Compression

Genozip can run on any type of file, but it is optimized to compress genomic file formats.

Simple compression and uncompression

genozip sample.bam

genounzip sample.bam.genozip

Viewing compression stats

genozip sample.bam --stats

genocat sample.bam.genozip --stats

Compressing a FASTQ, SAM/BAM or VCF file(s) with a reference

First, create a refrence file: genozip --make-reference myfasta.fa

genozip --reference myfasta.ref.genozip mysample1.fq mysample2.fq mysample3.fq

Second, compress your file(s) using the reference:

genozip --reference myfasta.ref.genozip mysample.bam

genozip --reference myfasta.ref.genozip mysamples.vcf.gz

genozip --reference myfasta.ref.genozip myread.fq

genozip --reference myfasta.ref.genozip *
compresses all files in the current directory
Notes:

1. Genozip can compress with or without a reference - using a reference achieves much better compression when compressing FASTQ or unaligned SAM/BAM, and modestly better compression in other cases.

2. SAM/BAM - compression of aligned or unaligned SAM/BAM files is possible. Sorting makes no difference.

3. Long reads - compression of long reads (Pac Bio / Nanopore) achieves signficantly better results when compressing an aligned BAM vs an unaligned BAM or FASTQ.

4. Compression of CRAM (but not SAM or BAM) files requires samtools to be installed.

5. Use --REFERENCE instead of --reference to store the relevant parts of the reference file as part of the compressed file itself, which will then allow decompression with genounzip or genocat without need of the reference file.

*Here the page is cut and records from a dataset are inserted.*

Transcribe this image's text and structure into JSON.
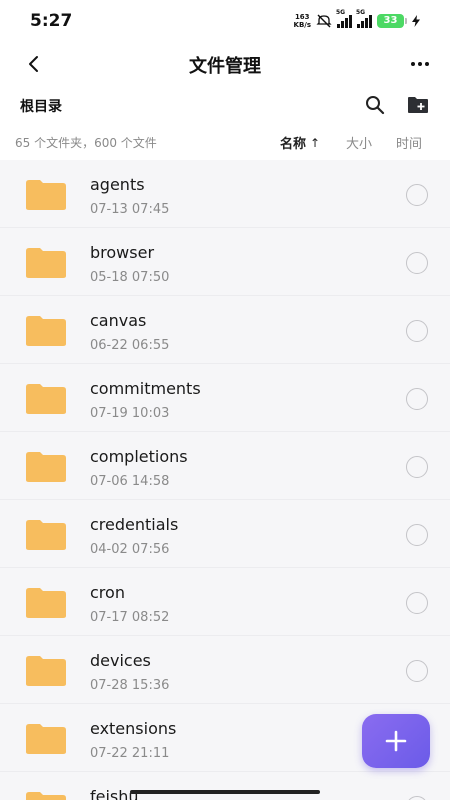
{
  "status": {
    "time": "5:27",
    "net_speed_value": "163",
    "net_speed_unit": "KB/s",
    "sim1": "5G",
    "sim2": "5G",
    "battery": "33"
  },
  "header": {
    "title": "文件管理"
  },
  "path": {
    "current": "根目录"
  },
  "summary": {
    "count_text": "65 个文件夹，600 个文件"
  },
  "sort": {
    "name_label": "名称",
    "name_arrow": "↑",
    "size_label": "大小",
    "time_label": "时间"
  },
  "files": [
    {
      "name": "agents",
      "date": "07-13 07:45"
    },
    {
      "name": "browser",
      "date": "05-18 07:50"
    },
    {
      "name": "canvas",
      "date": "06-22 06:55"
    },
    {
      "name": "commitments",
      "date": "07-19 10:03"
    },
    {
      "name": "completions",
      "date": "07-06 14:58"
    },
    {
      "name": "credentials",
      "date": "04-02 07:56"
    },
    {
      "name": "cron",
      "date": "07-17 08:52"
    },
    {
      "name": "devices",
      "date": "07-28 15:36"
    },
    {
      "name": "extensions",
      "date": "07-22 21:11"
    },
    {
      "name": "feishu",
      "date": ""
    }
  ],
  "colors": {
    "folder": "#f7bd5e",
    "fab": "#7a63ec"
  }
}
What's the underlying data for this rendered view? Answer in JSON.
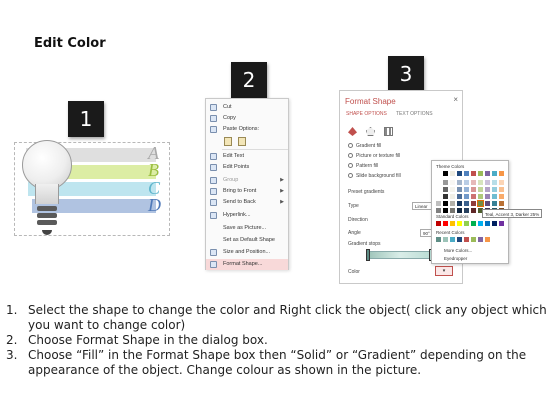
{
  "title": "Edit Color",
  "steps": {
    "one": "1",
    "two": "2",
    "three": "3"
  },
  "panel1": {
    "bands": [
      {
        "label": "A",
        "color": "#dcdcdc",
        "text_color": "#a9a9a9"
      },
      {
        "label": "B",
        "color": "#d9ec9c",
        "text_color": "#9bbf3f"
      },
      {
        "label": "C",
        "color": "#b9e3ee",
        "text_color": "#5fb5cc"
      },
      {
        "label": "D",
        "color": "#a9bede",
        "text_color": "#4f79b8"
      }
    ]
  },
  "context_menu": {
    "cut": "Cut",
    "copy": "Copy",
    "paste_options": "Paste Options:",
    "edit_text": "Edit Text",
    "edit_points": "Edit Points",
    "group": "Group",
    "bring_to_front": "Bring to Front",
    "send_to_back": "Send to Back",
    "hyperlink": "Hyperlink...",
    "save_as_picture": "Save as Picture...",
    "set_as_default_shape": "Set as Default Shape",
    "size_and_position": "Size and Position...",
    "format_shape": "Format Shape..."
  },
  "format_pane": {
    "title": "Format Shape",
    "close": "×",
    "tab_shape_options": "SHAPE OPTIONS",
    "tab_text_options": "TEXT OPTIONS",
    "gradient_fill": "Gradient fill",
    "picture_or_texture_fill": "Picture or texture fill",
    "pattern_fill": "Pattern fill",
    "slide_background_fill": "Slide background fill",
    "preset_gradients": "Preset gradients",
    "type": "Type",
    "type_value": "Linear",
    "direction": "Direction",
    "angle": "Angle",
    "angle_value": "90°",
    "gradient_stops": "Gradient stops",
    "color": "Color"
  },
  "color_flyout": {
    "theme_colors": "Theme Colors",
    "standard_colors": "Standard Colors",
    "recent_colors": "Recent Colors",
    "more_colors": "More Colors...",
    "eyedropper": "Eyedropper",
    "tooltip": "Teal, Accent 3, Darker 25%",
    "theme_top_row": [
      "#ffffff",
      "#000000",
      "#eeece1",
      "#1f497d",
      "#4f81bd",
      "#c0504d",
      "#9bbb59",
      "#8064a2",
      "#4bacc6",
      "#f79646"
    ],
    "standard_row": [
      "#c00000",
      "#ff0000",
      "#ffc000",
      "#ffff00",
      "#92d050",
      "#00b050",
      "#00b0f0",
      "#0070c0",
      "#002060",
      "#7030a0"
    ],
    "recent_row": [
      "#5f8e86",
      "#9cc3b8",
      "#4bacc6",
      "#1f497d",
      "#c0504d",
      "#9bbb59",
      "#8064a2",
      "#f79646"
    ]
  },
  "instructions": [
    {
      "num": "1.",
      "text": "Select the shape to change the color and Right click the object( click any object which you want to change color)"
    },
    {
      "num": "2.",
      "text": "Choose Format Shape in the dialog box."
    },
    {
      "num": "3.",
      "text": "Choose “Fill” in the Format Shape box then “Solid” or “Gradient” depending on the appearance of the object. Change colour as shown in the picture."
    }
  ]
}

Compressing and uncompressing FASTQ with paired-end reads with –pair

genozip --reference myfasta.ref.genozip --pair mysample-R1.fastq.gz mysample-R2.fastq.gz

genounzip --reference myfasta.ref.genozip mysample-R1+2.fastq.genozip
Note: with --pair genozip uses similarities between the files to enhance compression.

Using genozip in a pipline

genocat mysample.sam.genozip | samtools - .....

my-sam-outputing-method | genozip - --input sam --output mysample.sam.genozip

Lookups, downsampling and other subsets

genocat --regions chr1:10000-20000 mysamples.vcf.genozip
Displays a specific region.

genocat --regions ^Y,MT mysample.bam.genozip
Displays all alignments except Y and MT contigs.

genocat --regions chrM GRCh38.fa.genozip
Dislays the sequence of chrM.

genocat --samples SMPL1,SMPL2 mysamples.vcf.genozip
Displays 2 samples.

genocat --grep 1101:2392 myreads.fq.genozip
Displays reads that have “1101:2392” anywhere in the description.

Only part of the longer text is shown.